More than half of all reservation requests are accepted within one hour of being received. The vast majority of hosts reply within 12 hours.
If a host confirms your request, your payment is processed and collected by Airbnb in full. If a host declines your request or the request expires, we don’t process your payment.
TODO: I don’t understand how you can get a response time of NA? It must be related to some other variable.
Looking now at response time:
##
## a few days or more N/A within a day within a few hours
## 321 6324 1584 2542
## within an hour
## 12341
Interestingly it seems like what looks like ‘NAs’ in the host_response_time
variable are not being coded as proper NAs, but are instead being treated as another category. We’ll recode them to be actual NAs.
So here we clearly have issues with NAs. We probably want to filter them away for this example because it’s just a quick example, but there are an awful lot of them (more than 20 per cent) so we’ll have a quick look at them in relation to the review score.
airbnb_data_selected %>%
filter(is.na(host_response_time)) %>%
ggplot(aes(x = review_scores_rating)) +
geom_histogram(binwidth = 1)
There seem to be an awful lot that have an overall review of 100. There are also an awful lot that have a review score of NA.
## # A tibble: 2,313 x 23
## host_id host_since host_response_t… host_is_superho… host_listings_c…

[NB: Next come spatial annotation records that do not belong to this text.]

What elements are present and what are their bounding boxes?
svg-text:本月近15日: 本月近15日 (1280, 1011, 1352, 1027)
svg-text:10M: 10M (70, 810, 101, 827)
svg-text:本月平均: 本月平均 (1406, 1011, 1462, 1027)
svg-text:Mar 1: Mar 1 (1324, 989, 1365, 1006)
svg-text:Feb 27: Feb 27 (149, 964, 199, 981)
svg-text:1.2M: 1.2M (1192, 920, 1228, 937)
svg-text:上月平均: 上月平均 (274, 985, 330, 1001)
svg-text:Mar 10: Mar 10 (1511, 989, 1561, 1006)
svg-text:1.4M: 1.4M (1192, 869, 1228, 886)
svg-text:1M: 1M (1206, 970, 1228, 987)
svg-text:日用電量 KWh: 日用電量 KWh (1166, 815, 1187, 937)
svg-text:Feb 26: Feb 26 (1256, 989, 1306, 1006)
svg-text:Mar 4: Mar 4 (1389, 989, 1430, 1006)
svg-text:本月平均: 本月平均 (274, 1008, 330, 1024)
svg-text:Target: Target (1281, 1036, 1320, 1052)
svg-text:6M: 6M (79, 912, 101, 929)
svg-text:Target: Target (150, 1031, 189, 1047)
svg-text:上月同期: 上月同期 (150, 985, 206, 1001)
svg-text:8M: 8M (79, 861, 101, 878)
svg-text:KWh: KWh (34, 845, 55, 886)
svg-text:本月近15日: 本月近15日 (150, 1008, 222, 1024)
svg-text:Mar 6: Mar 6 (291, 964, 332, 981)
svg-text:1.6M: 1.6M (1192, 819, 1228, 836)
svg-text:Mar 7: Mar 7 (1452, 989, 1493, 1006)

## <dbl> <date> <chr> <lgl> <dbl>
## 1 48239 2009-10-25 <NA> FALSE 1
## 2 545074 2011-04-29 <NA> FALSE 2
## 3 1210571 2011-09-26 <NA> FALSE 1
## 4 1408862 2011-11-15 <NA> FALSE 1
## 5 1411076 2011-11-15 <NA> FALSE 1
## 6 1409872 2011-11-15 <NA> FALSE 1
## 7 1664812 2012-01-28 <NA> FALSE 1
## 8 1828773 2012-02-28 <NA> FALSE 1
## 9 1923052 2012-03-14 <NA> FALSE 1
## 10 2291374 2012-05-04 <NA> FALSE 1
## # … with 2,303 more rows, and 18 more variables:
## # host_total_listings_count <dbl>, host_neighbourhood <chr>,
## # neighbourhood_cleansed <chr>, room_type <chr>, bathrooms <dbl>,
## # bedrooms <dbl>, square_feet <dbl>, price <int>, number_of_reviews <dbl>,
## # has_availability <lgl>, review_scores_rating <dbl>,
## # review_scores_accuracy <dbl>, review_scores_cleanliness <dbl>,
## # review_scores_checkin <dbl>, review_scores_communication <dbl>,
## # review_scores_location <dbl>, review_scores_value <dbl>,
## # host_is_superhost_binary <dbl>
13.9.4.5 Host number of listings
There are two versions of a variable telling you how many properties a host has on Airbnb, so to start just check whether there’s a difference.
airbnb_data_selected %>%
mutate(listings_count_is_same = if_else(host_listings_count == host_total_listings_count, 1, 0)) %>%
filter(listings_count_is_same == 0)
## # A tibble: 0 x 24
## # … with 24 variables: host_id <dbl>, host_since <date>,
## # host_response_time <chr>, host_is_superhost <lgl>,
## # host_listings_count <dbl>, host_total_listings_count <dbl>,
## # host_neighbourhood <chr>, neighbourhood_cleansed <chr>, room_type <chr>,
## # bathrooms <dbl>, bedrooms <dbl>, square_feet <dbl>, price <int>,
## # number_of_reviews <dbl>, has_availability <lgl>,
## # review_scores_rating <dbl>, review_scores_accuracy <dbl>,
## # review_scores_cleanliness <dbl>, review_scores_checkin <dbl>,
## # review_scores_communication <dbl>, review_scores_location <dbl>,
## # review_scores_value <dbl>, host_is_superhost_binary <dbl>,
## # listings_count_is_same <dbl>
There are none in this dataset so we can just remove one column for now and have a quick look at the other one.
airbnb_data_selected <-
airbnb_data_selected %>%
select(-host_listings_count)
airbnb_data_selected %>%
count(host_total_listings_count)
## # A tibble: 60 x 2
## host_total_listings_count n
## <dbl> <int>
## 1 0 1750
## 2 1 9727
## 3 2 3424
## 4 3 1889
## 5 4 1049
## 6 5 809
## 7 6 530
## 8 7 353
## 9 8 284
## 10 9 287
## # … with 50 more rows
So there are a large number who have somewhere in the 2-10 properties range, but the usual long tail. The number with 0 listings is unexpected and worth following up on. And there are a bunch with NA that we’ll need to deal with.
## # A tibble: 6 x 22
## host_id host_since host_response_t… host_is_superho… host_total_list…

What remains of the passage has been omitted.